In grading candidates in debates, don’t let’s forget the rhetorical situation. It’s much easier to appear high-minded when no one is attacking you because you don’t count much, politically, for the moment. That would be Rick Santorum. He performed well enough last week, and he had a fine statement on the Declaration. But in the debate no one was pressuring him or making him respond. Blessed is he who can stand on the sidelines and put himself above the fray. I seem to remember a couple of weeks ago that Rick had some difficulty facing some of the criticisms of his activities since leaving the Senate. So I judge him, for the time being, on a different scale. His task was different, and his situation was different. A good performance, but too many commentators have been too generous.
As for Mitt, in his two races for the presidency the other candidates have had big problems with him, almost personal, for how he hit them unfairly in ads and mailings. They resented his behind the back approach. Except when he demolished poor Rick Perry way back when, putting his hand on his shoulder, Mitt never really showed his tough side in one and one combat. I hate to say it, but people like a candidate who can take a guy down directly when it counts. (Wasn’t that what Newt was promising to do Obama, and wasn’t that fantasy one of the main things that helped fuel his rise.) Men, especially, like a tough streak. And face it, the Thursday debate was pure decimation—and decimation of the candidate who had established himself as the best at debate. The picture counted as much as the words. Mitt simply looked bigger and tougher—and at the same time more reasonable—than Newt. Look for Mitt to pick up especially among men, where he was trailing.
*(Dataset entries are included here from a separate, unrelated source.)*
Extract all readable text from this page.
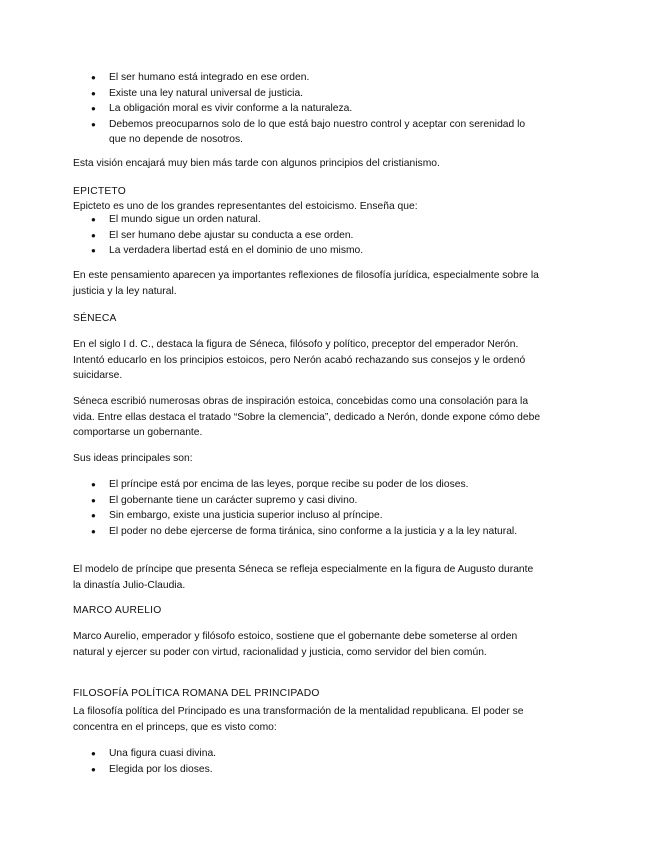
● El ser humano está integrado en ese orden.
● Existe una ley natural universal de justicia.
● La obligación moral es vivir conforme a la naturaleza.
● Debemos preocuparnos solo de lo que está bajo nuestro control y aceptar con serenidad lo que no depende de nosotros.

Esta visión encajará muy bien más tarde con algunos principios del cristianismo.

EPICTETO

Epicteto es uno de los grandes representantes del estoicismo. Enseña que:

● El mundo sigue un orden natural.
● El ser humano debe ajustar su conducta a ese orden.
● La verdadera libertad está en el dominio de uno mismo.

En este pensamiento aparecen ya importantes reflexiones de filosofía jurídica, especialmente sobre la justicia y la ley natural.

SÉNECA

En el siglo I d. C., destaca la figura de Séneca, filósofo y político, preceptor del emperador Nerón. Intentó educarlo en los principios estoicos, pero Nerón acabó rechazando sus consejos y le ordenó suicidarse.

Séneca escribió numerosas obras de inspiración estoica, concebidas como una consolación para la vida. Entre ellas destaca el tratado “Sobre la clemencia”, dedicado a Nerón, donde expone cómo debe comportarse un gobernante.

Sus ideas principales son:

● El príncipe está por encima de las leyes, porque recibe su poder de los dioses.
● El gobernante tiene un carácter supremo y casi divino.
● Sin embargo, existe una justicia superior incluso al príncipe.
● El poder no debe ejercerse de forma tiránica, sino conforme a la justicia y a la ley natural.

El modelo de príncipe que presenta Séneca se refleja especialmente en la figura de Augusto durante la dinastía Julio-Claudia.

MARCO AURELIO

Marco Aurelio, emperador y filósofo estoico, sostiene que el gobernante debe someterse al orden natural y ejercer su poder con virtud, racionalidad y justicia, como servidor del bien común.

FILOSOFÍA POLÍTICA ROMANA DEL PRINCIPADO

La filosofía política del Principado es una transformación de la mentalidad republicana. El poder se concentra en el princeps, que es visto como:

● Una figura cuasi divina.
● Elegida por los dioses.
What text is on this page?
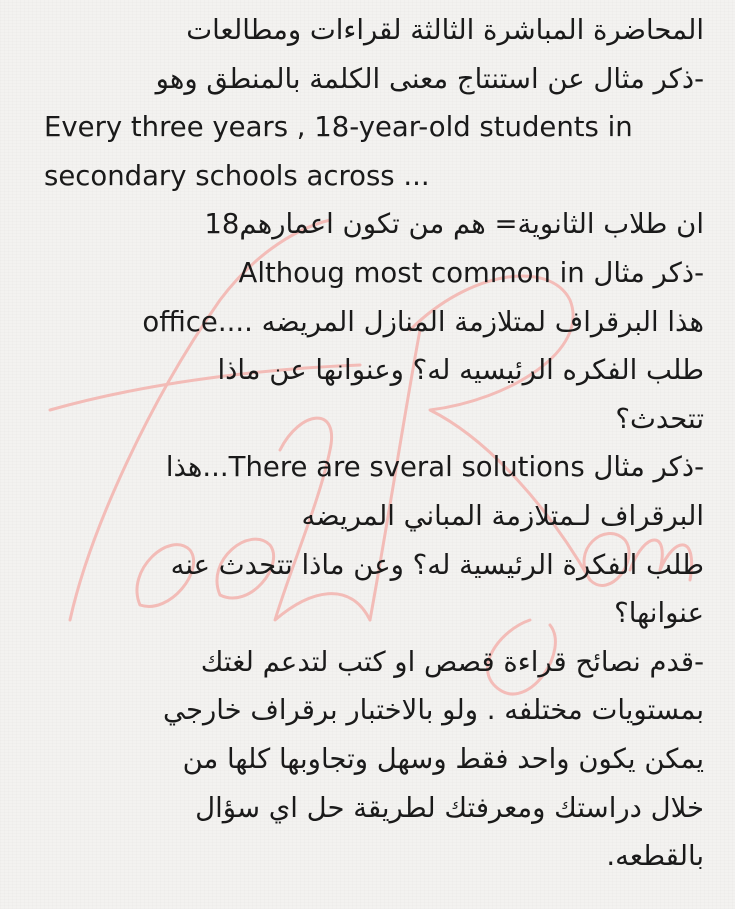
المحاضرة المباشرة الثالثة لقراءات ومطالعات
-ذكر مثال عن استنتاج معنى الكلمة بالمنطق وهو
Every three years , 18-year-old students in
secondary schools across ...
ان طلاب الثانوية= هم من تكون اعمارهم18
-ذكر مثال Althoug most common in
office.... هذا البرقراف لمتلازمة المنازل المريضه
طلب الفكره الرئيسيه له؟ وعنوانها عن ماذا
تتحدث؟
-ذكر مثال There are sveral solutions...هذا
البرقراف لـمتلازمة المباني المريضه
طلب الفكرة الرئيسية له؟ وعن ماذا تتحدث عنه
عنوانها؟
-قدم نصائح قراءة قصص او كتب لتدعم لغتك
بمستويات مختلفه . ولو بالاختبار برقراف خارجي
يمكن يكون واحد فقط وسهل وتجاوبها كلها من
خلال دراستك ومعرفتك لطريقة حل اي سؤال
بالقطعه.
Mitt’s mistakes come against the guys who don’t figure in for the moment. He bet Rick 1 ten thousand dollars when Rick didn’t matter, and he went after Rick 2 for displaying a quality we admire up, at least up to a point, viz. righteous indignation. I’m sure Mitt earned Rick’s personal enmity for that one. Because of all of his advantages—looks, money, smarts, etc.—others are rightfully wary of slights from Mitt, and he manages to deliver them. He has a difficult rhetorical problem of showing that he is tough without at the same time appearing to talk down to someone. Not just the other candidates, but the audience senses this fact as well. That’s a hard balancing act that Mitt hasn’t fully mastered.
Finally, Rick hit the home run, as Peter said, with his Declaration answer. But though it was less effective and less direct, do take a look at Mitt’s statement on the same theme, thirty seconds before. Not nearly as good, but on target. And I think it passes the Lawler test. Here it is:
“And of course, ours is a nation which is based upon Judeo- Christian values and ethics. Our law is based upon those values and ethics. And in some cases, our law doesn’t encompass — encompass all of the issues that we face around the world.
The conviction that the founders, when they wrote the Declaration of Independence, were writing a document that was not just temporary and not just for one small locale but really something which described the relationship between God and man — that’s something which I think a president would carry in his heart.
So when they said, for instance, that the creator had “endowed us with certain unalienable rights, among them life, liberty and the pursuit of happiness,” I would seek to assure that those principles and values remain in America and that we help share them with other people in the world, not by conquering them, but by helping them through our trade, through our various forms of soft power, to help bring people the joy and — and — and opportunity that exists in this great land.”